Friday, August 21, 2009

Must Watch Friday: Brideshead Revisited

Michelle Styles reveals her current summer viewing -- Brideshead Revisited.

There is something about a country house, languid afternoons and a teddy bear. I will admit to being a fan of Brideshead Revisited -- both the book and the 1981 (updated because in fact I cannot type!) television adaptation. I first really came to it 19 years ago when I was pregnant with my eldest and am currently rewatching it for the I do not know many timeth. Each time, it does cast its spell and I love living in that world.
I did not bother with the recent film adaptation as I understand that Julia goes to Venice with Charles and Sebastian. The whole point of Venice is that it is the high point of the Charles/Sebastian relationship. It is when Charles suddenly realises that his friendship with Sebastian might not be long lasting. Indeed as Charles is drawn into the Flyte household, his relationship with Sebastian changes.
So what is about Brideshead? Why does it manage to hold my attention?
It is superb acting -- Jeremy Irons, Anthony Andrews and Diana Quick are all magnificent.
It is the fantastic setting of Castle Howard. Certainly when the tv programme was first shown in the US, it captured the imagination. Suddenly English country houses were in vogue.
It is the score. There is something about the score that is peaceful tranquil.
Ultimately it is the story about the dysfunctional between the wars family and how they each react to life's passion and the constraints of Catholicism. It is also the story of a journey and how Charles Ryder realises too late its importance. There is just something majestic about it. And it is the perfect viewing for lazy summer days.
This is a short clip which is set to the Brideshead score and it gives something of the flavour.
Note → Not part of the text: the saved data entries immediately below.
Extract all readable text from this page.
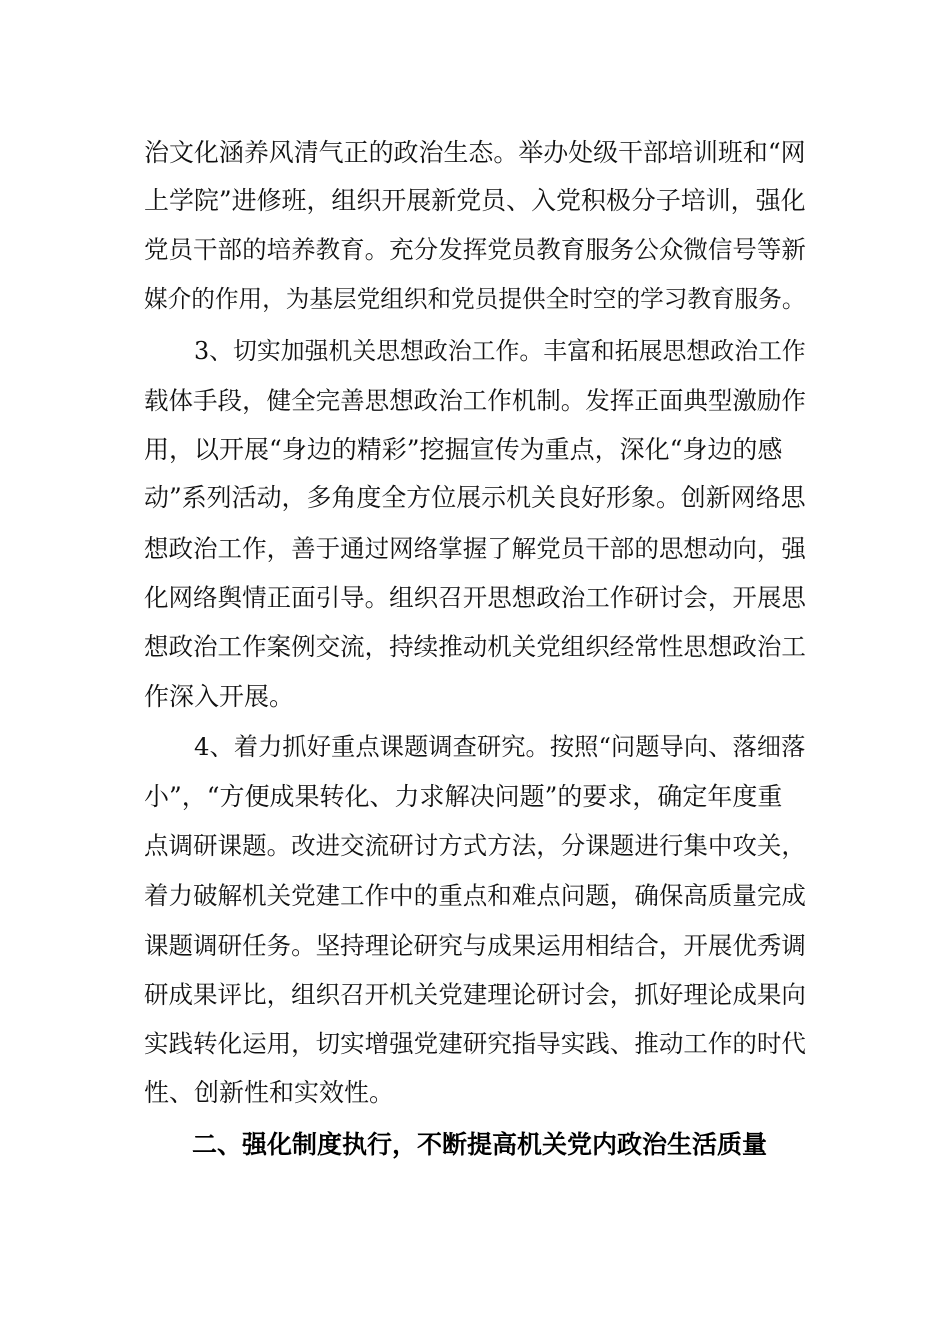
治文化涵养风清气正的政治生态。举办处级干部培训班和“网
上学院”进修班，组织开展新党员、入党积极分子培训，强化
党员干部的培养教育。充分发挥党员教育服务公众微信号等新
媒介的作用，为基层党组织和党员提供全时空的学习教育服务。
3、切实加强机关思想政治工作。丰富和拓展思想政治工作
载体手段，健全完善思想政治工作机制。发挥正面典型激励作
用，以开展“身边的精彩”挖掘宣传为重点，深化“身边的感
动”系列活动，多角度全方位展示机关良好形象。创新网络思
想政治工作，善于通过网络掌握了解党员干部的思想动向，强
化网络舆情正面引导。组织召开思想政治工作研讨会，开展思
想政治工作案例交流，持续推动机关党组织经常性思想政治工
作深入开展。
4、着力抓好重点课题调查研究。按照“问题导向、落细落
小”，“方便成果转化、力求解决问题”的要求，确定年度重
点调研课题。改进交流研讨方式方法，分课题进行集中攻关，
着力破解机关党建工作中的重点和难点问题，确保高质量完成
课题调研任务。坚持理论研究与成果运用相结合，开展优秀调
研成果评比，组织召开机关党建理论研讨会，抓好理论成果向
实践转化运用，切实增强党建研究指导实践、推动工作的时代
性、创新性和实效性。
二、强化制度执行，不断提高机关党内政治生活质量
Michelle Styles adores English country houses, long summer afternoons but wonders why she never gets plover eggs. Her next book, The Vikings Captive Princess is out in the US in December 09.


  1. I saw the recent adaptation with Emma Thompson - it was okay.
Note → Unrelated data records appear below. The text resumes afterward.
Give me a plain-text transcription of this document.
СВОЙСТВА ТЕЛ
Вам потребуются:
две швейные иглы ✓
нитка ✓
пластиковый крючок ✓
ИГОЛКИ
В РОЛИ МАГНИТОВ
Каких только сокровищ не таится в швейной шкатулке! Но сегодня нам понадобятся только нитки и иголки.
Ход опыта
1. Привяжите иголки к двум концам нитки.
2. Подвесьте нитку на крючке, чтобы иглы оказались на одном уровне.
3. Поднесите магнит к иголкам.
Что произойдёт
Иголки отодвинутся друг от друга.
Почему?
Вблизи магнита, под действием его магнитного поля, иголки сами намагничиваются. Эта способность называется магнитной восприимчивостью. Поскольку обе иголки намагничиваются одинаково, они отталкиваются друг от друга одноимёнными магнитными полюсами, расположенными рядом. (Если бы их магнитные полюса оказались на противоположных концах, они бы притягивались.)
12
    Better than that was the BBC radio version. Of course Jamie Bamber was Sebastian which added to the allure...

  2. Haven't seen the recent adapation (even though I do think Emma Thompson is very talented). Can't see how ANYONE can top the Irons/Andrews/Quick version, which was so perfectly acted.

    I thought it was a fair bit earlier than 1989, though - I'd have said 1982 because I remember everyone in the lower sixth having a huge crush on Anthony Andrews because of the series. (Actually, it might even have been fifth form, which would make it 1981. Urr. I feel ancient, today.)

  3. EEk, I put 1989! It was 1981. I will go and change that.